People were looking at us funny since I was still dressed up in modelish gear - sleek black dress that was almost, but not quite, inappropriate, black heels, full makeup, onyx jewelry (didn't have time to change between the studio and going out) - and Jace had three cameras around his neck. Would have looked great in New York, but in Bradybunchville Preppytown White Marsh/The Avenue it was really out of place. I'm going to miss that boy when he goes back to Minnesota :( Silly employers stealing all my friends away to evil far places... *disgruntled grumble*

I was trying very hard to avoid the art supply store there, but Mr. Photography just couldn't wait to see if he could find more props, so I ended up stuck in the fine arts section. I left the store with a considerably lighter wallet, but now I have a brand new charcoal/carres/pastel set. I've been wanting to re-stock my little blue box for a long time... Found some very decent charcoal paper, too... I thought I'd have to go to the shop at the Maryland Art Institute (it's much better quality supplies as a rule, but also much more expensive), but I can definitely deal with what I have right now. There are several portraits I've been longing to get my pencils on. Sometimes doing a portrait of someone helps me understand them better, because I have to think of every nuance of expression... Even deliberately changing their appearance to express something I feel should come to the forefront. And there is definitely someone I would like to get to the bottom of... If only for my own peace of mind. *grin*

Once, I did a series of 20 self-portraits (yes, yes, yes. I'm a narcissistic Libra. Deal with it :P Besides, no one else will sit still for that long), each one emphasizing a different aspect I wanted to show. My art teacher loved it. My parents looked at them and said, "But Anna! They look nothing like you." Duh. Of course they don't - separately. People aren't used to looking at others' aspects in isolation, and because of this some of our most valuable features get completely drowned in the hubris of the ordinary and the everyday. The job of any artist, amateur or professional, is to strip away the everyday muck and find the lost things covered by the routine.

On a sadder note, I just found out today that Ann's parents will be holding a small gathering tomorrow - the Russian tradition of "pominki" - remembrance - when friends and relatives gather on the anniversary of a death to, well... remember.

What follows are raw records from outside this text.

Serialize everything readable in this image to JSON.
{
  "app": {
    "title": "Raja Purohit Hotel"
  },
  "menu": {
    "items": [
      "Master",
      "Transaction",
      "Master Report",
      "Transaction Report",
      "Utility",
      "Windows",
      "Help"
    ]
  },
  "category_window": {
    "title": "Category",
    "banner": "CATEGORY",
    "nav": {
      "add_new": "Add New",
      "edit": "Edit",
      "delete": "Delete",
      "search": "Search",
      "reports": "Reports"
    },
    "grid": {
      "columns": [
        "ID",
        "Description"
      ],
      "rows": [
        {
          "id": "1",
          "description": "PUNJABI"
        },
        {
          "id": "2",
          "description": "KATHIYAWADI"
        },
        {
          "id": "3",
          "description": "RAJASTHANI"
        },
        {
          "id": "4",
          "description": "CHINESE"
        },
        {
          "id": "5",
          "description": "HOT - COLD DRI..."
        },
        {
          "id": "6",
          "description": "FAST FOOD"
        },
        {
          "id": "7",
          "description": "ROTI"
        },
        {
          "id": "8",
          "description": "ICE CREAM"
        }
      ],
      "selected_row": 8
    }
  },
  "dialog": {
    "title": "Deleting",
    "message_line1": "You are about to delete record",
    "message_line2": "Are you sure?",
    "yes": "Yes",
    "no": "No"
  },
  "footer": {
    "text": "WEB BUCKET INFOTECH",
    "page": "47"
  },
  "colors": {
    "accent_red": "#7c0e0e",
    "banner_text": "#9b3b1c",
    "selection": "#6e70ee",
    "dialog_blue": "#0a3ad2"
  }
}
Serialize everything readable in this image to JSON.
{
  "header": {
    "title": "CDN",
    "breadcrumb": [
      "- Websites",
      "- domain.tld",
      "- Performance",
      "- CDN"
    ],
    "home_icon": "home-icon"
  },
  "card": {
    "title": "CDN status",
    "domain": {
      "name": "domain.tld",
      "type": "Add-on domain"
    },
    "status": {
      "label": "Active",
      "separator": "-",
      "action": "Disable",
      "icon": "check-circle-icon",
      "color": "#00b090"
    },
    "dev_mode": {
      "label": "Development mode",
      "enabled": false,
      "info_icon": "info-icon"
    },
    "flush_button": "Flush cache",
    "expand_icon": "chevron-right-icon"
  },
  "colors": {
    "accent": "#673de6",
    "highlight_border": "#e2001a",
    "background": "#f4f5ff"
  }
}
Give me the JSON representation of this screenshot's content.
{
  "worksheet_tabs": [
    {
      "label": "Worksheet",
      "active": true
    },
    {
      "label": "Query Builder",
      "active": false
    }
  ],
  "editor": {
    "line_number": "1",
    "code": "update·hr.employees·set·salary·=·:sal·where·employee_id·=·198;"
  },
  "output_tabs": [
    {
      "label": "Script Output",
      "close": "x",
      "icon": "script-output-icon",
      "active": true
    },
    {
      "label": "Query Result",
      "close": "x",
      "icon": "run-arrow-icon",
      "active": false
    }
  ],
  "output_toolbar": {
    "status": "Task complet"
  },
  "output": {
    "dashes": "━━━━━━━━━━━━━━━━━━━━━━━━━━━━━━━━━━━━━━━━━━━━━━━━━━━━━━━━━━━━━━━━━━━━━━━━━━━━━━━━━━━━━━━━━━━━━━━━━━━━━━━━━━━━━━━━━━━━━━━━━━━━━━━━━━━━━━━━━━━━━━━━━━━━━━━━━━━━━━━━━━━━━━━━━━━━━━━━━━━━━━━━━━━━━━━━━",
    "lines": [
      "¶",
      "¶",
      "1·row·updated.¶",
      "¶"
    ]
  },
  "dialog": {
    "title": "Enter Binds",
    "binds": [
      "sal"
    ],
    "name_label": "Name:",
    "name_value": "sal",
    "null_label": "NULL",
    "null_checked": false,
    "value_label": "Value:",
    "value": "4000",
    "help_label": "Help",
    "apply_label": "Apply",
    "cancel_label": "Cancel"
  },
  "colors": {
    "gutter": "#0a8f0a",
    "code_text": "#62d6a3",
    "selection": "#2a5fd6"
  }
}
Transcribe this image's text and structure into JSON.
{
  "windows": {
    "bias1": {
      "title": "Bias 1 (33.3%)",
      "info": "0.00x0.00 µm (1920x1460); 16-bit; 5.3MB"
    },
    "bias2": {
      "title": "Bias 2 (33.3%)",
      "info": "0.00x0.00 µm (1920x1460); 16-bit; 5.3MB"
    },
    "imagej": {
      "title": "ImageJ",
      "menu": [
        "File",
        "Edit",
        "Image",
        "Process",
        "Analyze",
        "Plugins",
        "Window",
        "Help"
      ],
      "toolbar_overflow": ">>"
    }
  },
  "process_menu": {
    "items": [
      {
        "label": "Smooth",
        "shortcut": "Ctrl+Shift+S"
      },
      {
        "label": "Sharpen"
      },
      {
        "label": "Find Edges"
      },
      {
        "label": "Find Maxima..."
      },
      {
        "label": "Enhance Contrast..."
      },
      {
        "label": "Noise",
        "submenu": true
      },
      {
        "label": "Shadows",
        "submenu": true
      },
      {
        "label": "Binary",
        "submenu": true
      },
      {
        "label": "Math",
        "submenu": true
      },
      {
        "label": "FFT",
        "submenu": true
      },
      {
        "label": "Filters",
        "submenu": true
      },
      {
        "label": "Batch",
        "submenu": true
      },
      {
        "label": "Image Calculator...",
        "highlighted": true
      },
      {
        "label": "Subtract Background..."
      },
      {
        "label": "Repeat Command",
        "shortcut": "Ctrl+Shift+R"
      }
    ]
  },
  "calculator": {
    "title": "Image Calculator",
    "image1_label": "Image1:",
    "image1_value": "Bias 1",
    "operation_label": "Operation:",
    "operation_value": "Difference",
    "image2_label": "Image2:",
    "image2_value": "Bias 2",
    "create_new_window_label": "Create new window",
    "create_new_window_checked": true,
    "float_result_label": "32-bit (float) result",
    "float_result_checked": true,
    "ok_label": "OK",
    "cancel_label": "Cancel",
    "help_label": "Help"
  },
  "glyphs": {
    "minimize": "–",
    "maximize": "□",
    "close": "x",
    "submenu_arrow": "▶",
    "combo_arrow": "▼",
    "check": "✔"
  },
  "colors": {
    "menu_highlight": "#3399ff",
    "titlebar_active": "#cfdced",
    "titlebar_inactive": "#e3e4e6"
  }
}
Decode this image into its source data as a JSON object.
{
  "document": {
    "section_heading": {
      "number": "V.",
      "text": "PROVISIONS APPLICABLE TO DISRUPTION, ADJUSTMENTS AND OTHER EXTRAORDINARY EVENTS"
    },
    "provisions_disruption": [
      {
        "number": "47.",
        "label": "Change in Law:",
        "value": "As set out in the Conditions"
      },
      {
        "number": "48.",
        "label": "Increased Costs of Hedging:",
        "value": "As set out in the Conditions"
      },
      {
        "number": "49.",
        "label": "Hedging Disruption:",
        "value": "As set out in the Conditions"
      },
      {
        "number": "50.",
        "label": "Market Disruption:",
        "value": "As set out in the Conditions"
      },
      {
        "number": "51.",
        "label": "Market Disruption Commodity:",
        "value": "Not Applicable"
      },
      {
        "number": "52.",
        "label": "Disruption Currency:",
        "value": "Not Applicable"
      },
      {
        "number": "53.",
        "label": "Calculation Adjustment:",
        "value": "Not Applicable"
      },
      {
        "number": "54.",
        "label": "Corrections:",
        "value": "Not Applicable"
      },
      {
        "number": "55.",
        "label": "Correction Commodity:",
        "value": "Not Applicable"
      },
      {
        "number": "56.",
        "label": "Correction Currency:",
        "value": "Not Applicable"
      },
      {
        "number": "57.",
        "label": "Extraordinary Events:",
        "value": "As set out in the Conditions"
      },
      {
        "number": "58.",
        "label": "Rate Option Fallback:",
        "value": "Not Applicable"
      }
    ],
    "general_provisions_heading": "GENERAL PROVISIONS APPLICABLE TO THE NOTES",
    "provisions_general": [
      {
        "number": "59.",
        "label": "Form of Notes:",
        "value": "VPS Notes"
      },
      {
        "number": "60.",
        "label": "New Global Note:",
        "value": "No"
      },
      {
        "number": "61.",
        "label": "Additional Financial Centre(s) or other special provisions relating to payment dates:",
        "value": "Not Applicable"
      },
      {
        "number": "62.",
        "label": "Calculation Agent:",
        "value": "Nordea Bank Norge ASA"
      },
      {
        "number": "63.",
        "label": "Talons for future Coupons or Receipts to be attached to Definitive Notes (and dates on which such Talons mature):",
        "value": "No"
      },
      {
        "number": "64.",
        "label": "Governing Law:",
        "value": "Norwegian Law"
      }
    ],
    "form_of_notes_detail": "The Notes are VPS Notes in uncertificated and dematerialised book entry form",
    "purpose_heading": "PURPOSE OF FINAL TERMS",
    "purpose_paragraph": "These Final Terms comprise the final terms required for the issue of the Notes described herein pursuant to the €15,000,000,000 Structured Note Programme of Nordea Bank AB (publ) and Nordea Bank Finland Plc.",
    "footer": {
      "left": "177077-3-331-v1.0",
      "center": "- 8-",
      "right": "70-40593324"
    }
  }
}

I don't think I will go to the gathering itself - it's going to be the same idiotic, stuffy women who'll suffocate her mother in displays of pity which I *know* they do not infuse with true regret that comes of missing a person. But I'll go in the morning to the cemetary and bring her some roses... Even after two years, that grief is too private for me to share with anyone but her mother. She understands, I think, the special relationship I had with Ann. I really did love her like a sister... We didn't always spend a lot of time together the last year or so, since we were both so insanely busy... But it didn't matter, because when we saw each other it was like no time had ever passed. I loved her, she loved me. Actually, change that. I love her, and she loves me. Period. I don't intend to spend tomorrow depressed and in tears - I think it would be an injustice to her. The best gift I can offer her is to be happy, so that in some way the part of her I will always carry with me can experience my happiness, experiences, laughter and good times.

In the very very morning, I'm planning on going down to Dance Place in D.C. and checking out some of their modern classes. Though I'm still searching for the exact location of my summer/fall residence, I've got to find a new studio right away so when I do move I won't lose track of dancing by simply putting it on the shelf. Looks like Dance Place has some pretty good modern sets, so I'll likely opt for that. Who knows - maybe my horizontal comfort will come in handy. Thank you, Alvin Mayes, for teaching me to NOT be afraid of throwing my 5-foot-ten body on the floor without a back thought.